Distributed feedback ring resonators for vertically emitting terahertz quantum cascade lasers

We present distributed-feedback Terahertz quantum cascade lasers operating in a double-metal ring waveguide. High power collimated emission in a single spectral mode is observed in the vertical direction. A double-slit configuration is employed to achieve both good electrical contacts and efficient power out-coupling. The optical properties of the devices are interpreted with the aid of finite element simulations.

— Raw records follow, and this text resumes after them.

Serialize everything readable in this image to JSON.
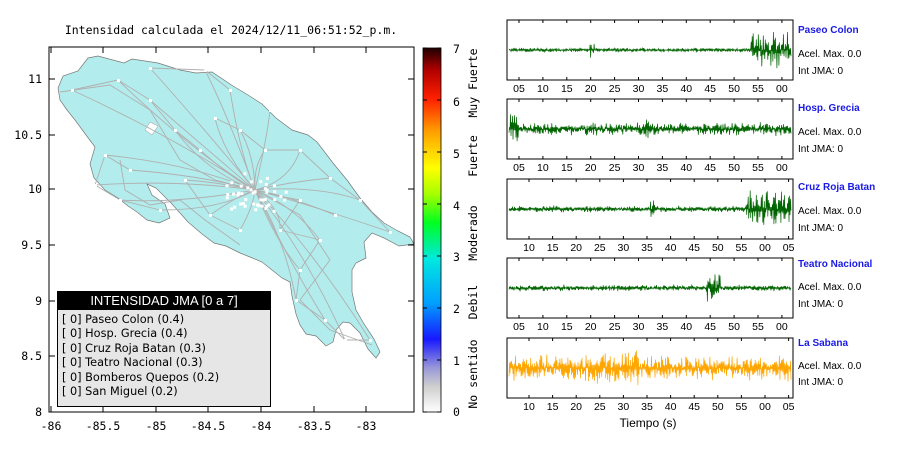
{
  "map": {
    "title": "Intensidad calculada el 2024/12/11_06:51:52_p.m.",
    "x_ticks": [
      "-86",
      "-85.5",
      "-85",
      "-84.5",
      "-84",
      "-83.5",
      "-83"
    ],
    "y_ticks": [
      "11",
      "10.5",
      "10",
      "9.5",
      "9",
      "8.5",
      "8"
    ],
    "land_color": "#b3ecec",
    "road_color": "#b0b0b0"
  },
  "colorbar": {
    "ticks": [
      "7",
      "6",
      "5",
      "4",
      "3",
      "2",
      "1",
      "0"
    ],
    "category_labels": [
      "Muy Fuerte",
      "Fuerte",
      "Moderado",
      "Debil",
      "No sentido"
    ]
  },
  "legend": {
    "title": "INTENSIDAD JMA [0 a 7]",
    "rows": [
      "[ 0]  Paseo Colon (0.4)",
      "[ 0]  Hosp. Grecia (0.4)",
      "[ 0]  Cruz Roja Batan (0.3)",
      "[ 0]  Teatro Nacional (0.3)",
      "[ 0]  Bomberos Quepos (0.2)",
      "[ 0]  San Miguel (0.2)"
    ]
  },
  "stations": [
    {
      "name": "Paseo Colon",
      "accel": "Acel. Max. 0.0",
      "int": "Int JMA: 0",
      "color": "#006400",
      "ticks": [
        "05",
        "10",
        "15",
        "20",
        "25",
        "30",
        "35",
        "40",
        "45",
        "50",
        "55",
        "00"
      ]
    },
    {
      "name": "Hosp. Grecia",
      "accel": "Acel. Max. 0.0",
      "int": "Int JMA: 0",
      "color": "#006400",
      "ticks": [
        "05",
        "10",
        "15",
        "20",
        "25",
        "30",
        "35",
        "40",
        "45",
        "50",
        "55",
        "00"
      ]
    },
    {
      "name": "Cruz Roja Batan",
      "accel": "Acel. Max. 0.0",
      "int": "Int JMA: 0",
      "color": "#006400",
      "ticks": [
        "10",
        "15",
        "20",
        "25",
        "30",
        "35",
        "40",
        "45",
        "50",
        "55",
        "00",
        "05"
      ]
    },
    {
      "name": "Teatro Nacional",
      "accel": "Acel. Max. 0.0",
      "int": "Int JMA: 0",
      "color": "#006400",
      "ticks": [
        "05",
        "10",
        "15",
        "20",
        "25",
        "30",
        "35",
        "40",
        "45",
        "50",
        "55",
        "00"
      ]
    },
    {
      "name": "La Sabana",
      "accel": "Acel. Max. 0.0",
      "int": "Int JMA: 0",
      "color": "#ffa500",
      "ticks": [
        "10",
        "15",
        "20",
        "25",
        "30",
        "35",
        "40",
        "45",
        "50",
        "55",
        "00",
        "05"
      ]
    }
  ],
  "xlabel": "Tiempo (s)",
  "chart_data": [
    {
      "type": "heatmap",
      "title": "Intensidad calculada el 2024/12/11_06:51:52_p.m.",
      "xlim": [
        -86,
        -82.6
      ],
      "ylim": [
        8,
        11.35
      ],
      "colorbar_range": [
        0,
        7
      ],
      "legend_placement": "bottom-left"
    },
    {
      "type": "line",
      "series": [
        {
          "name": "Paseo Colon",
          "values": [
            0.0
          ]
        },
        {
          "name": "Hosp. Grecia",
          "values": [
            0.0
          ]
        },
        {
          "name": "Cruz Roja Batan",
          "values": [
            0.0
          ]
        },
        {
          "name": "Teatro Nacional",
          "values": [
            0.0
          ]
        },
        {
          "name": "La Sabana",
          "values": [
            0.0
          ]
        }
      ],
      "xlabel": "Tiempo (s)"
    }
  ]
}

Finite size effects in surface emitting Terahertz quantum cascade lasers

We analyze surface-emitting distributed feedback resonators for Terahertz quantum cascade lasers fabricated from double-metal waveguides. We explain the influence on resonances and surface-emission properties of the finite length and width of the gratings in connection with absorbing boundary conditions, and show that, contrary to the infinite case, the modes on either side of the photonic band-gap have finite surface losses. The lateral design of the resonator is shown to be important to avoid transverse modes of higher order and anti-guiding effects. Experimental findings are indeed in excellent agreement with the simulations. Both modeling and fabrication can easily be applied to arbitrary gratings, of which we discuss here a first interesting example.

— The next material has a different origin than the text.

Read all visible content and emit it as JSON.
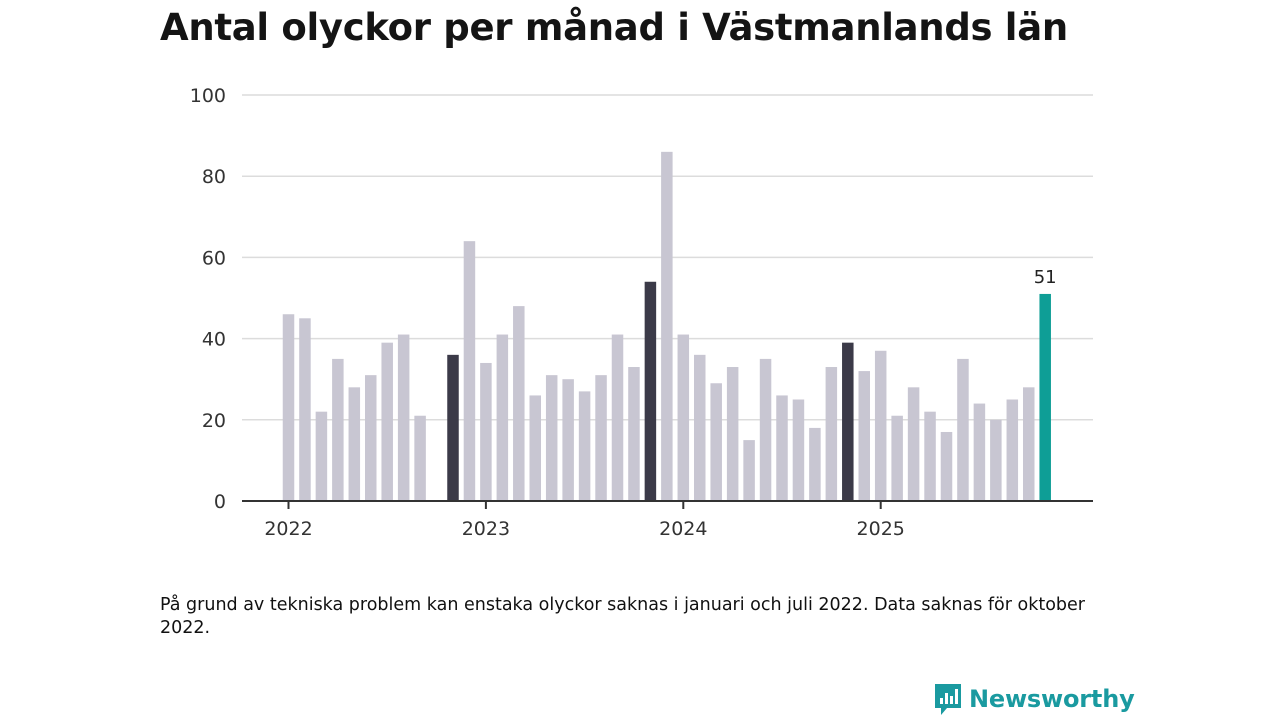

Phase locking of a 1.5 Terahertz quantum cascade laser and use as a local oscillator in a heterodyne HEB receiver

We demonstrate for the first time the closure of an electronic phase lock loop for a continuous-wave quantum cascade laser (QCL) at 1.5 THz. The QCL is operated in a closed cycle cryo cooler. We achieved a frequency stability of better than 100 Hz, limited by the resolution bandwidth of the spectrum analyser. The PLL electronics make use of the intermediate frequency (IF) obtained from a hot electron bolometer (HEB) which is downconverted to a PLL IF of 125 MHz. The coarse selection of the longitudinal mode and the fine tuning is achieved via the bias voltage of the QCL. Within a QCL cavity mode, the free-running QCL shows frequency fluctuations of about 5 MHz, which the PLL circuit is able to control via the Stark-shift of the QCL gain material. Temperature dependent tuning is shown to be nonlinear, and of the order of -16 MHz/K. Additionally we have used the QCL as local oscillator (LO) to pump an HEB and perform, again for the first time at 1.5 THz, a heterodyne experiment, and obtain a receiver noise temperature of 1741 K.

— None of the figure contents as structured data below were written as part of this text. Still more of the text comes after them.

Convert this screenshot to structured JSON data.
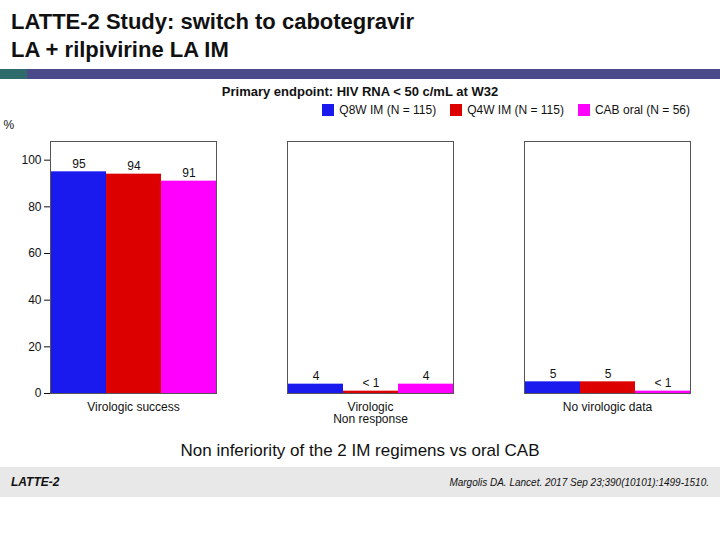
{
  "chart_data": {
    "type": "bar",
    "title": "LATTE-2 Study: switch to cabotegravir\nLA + rilpivirine LA IM",
    "subtitle": "Primary endpoint: HIV RNA < 50 c/mL at W32",
    "categories": [
      "Virologic success",
      "Virologic\nNon response",
      "No virologic data"
    ],
    "series": [
      {
        "name": "Q8W IM (N = 115)",
        "color": "#1a1aee",
        "values": [
          95,
          4,
          5
        ],
        "value_labels": [
          "95",
          "4",
          "5"
        ]
      },
      {
        "name": "Q4W IM (N = 115)",
        "color": "#dd0000",
        "values": [
          94,
          1,
          5
        ],
        "value_labels": [
          "94",
          "< 1",
          "5"
        ]
      },
      {
        "name": "CAB oral (N = 56)",
        "color": "#ff00ff",
        "values": [
          91,
          4,
          1
        ],
        "value_labels": [
          "91",
          "4",
          "< 1"
        ]
      }
    ],
    "y_label": "%",
    "ylim": [
      0,
      108
    ],
    "yticks": [
      0,
      20,
      40,
      60,
      80,
      100
    ],
    "data_labels": true,
    "grid": false,
    "legend": "upper right",
    "annotations": [
      "Non inferiority of the 2 IM regimens vs oral CAB",
      "LATTE-2",
      "Margolis DA. Lancet. 2017 Sep 23;390(10101):1499-1510."
    ]
  }
}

Transformation of the multimode terahertz quantum cascade laser beam into a Gaussian, using a hollow dielectric waveguide

We demonstrate that a short hollow dielectric tube can act as a dielectric waveguide and transform the multimode, highly diverging terahertz quantum cascade laser beam into the lowest order dielectric waveguide hybrid mode, EH(11), which then couples efficiently to the free-space Gaussian mode, TEM(00). This simple approach should enable terahertz quantum cascade lasers to be employed in applications where a spatially coherent beam is required.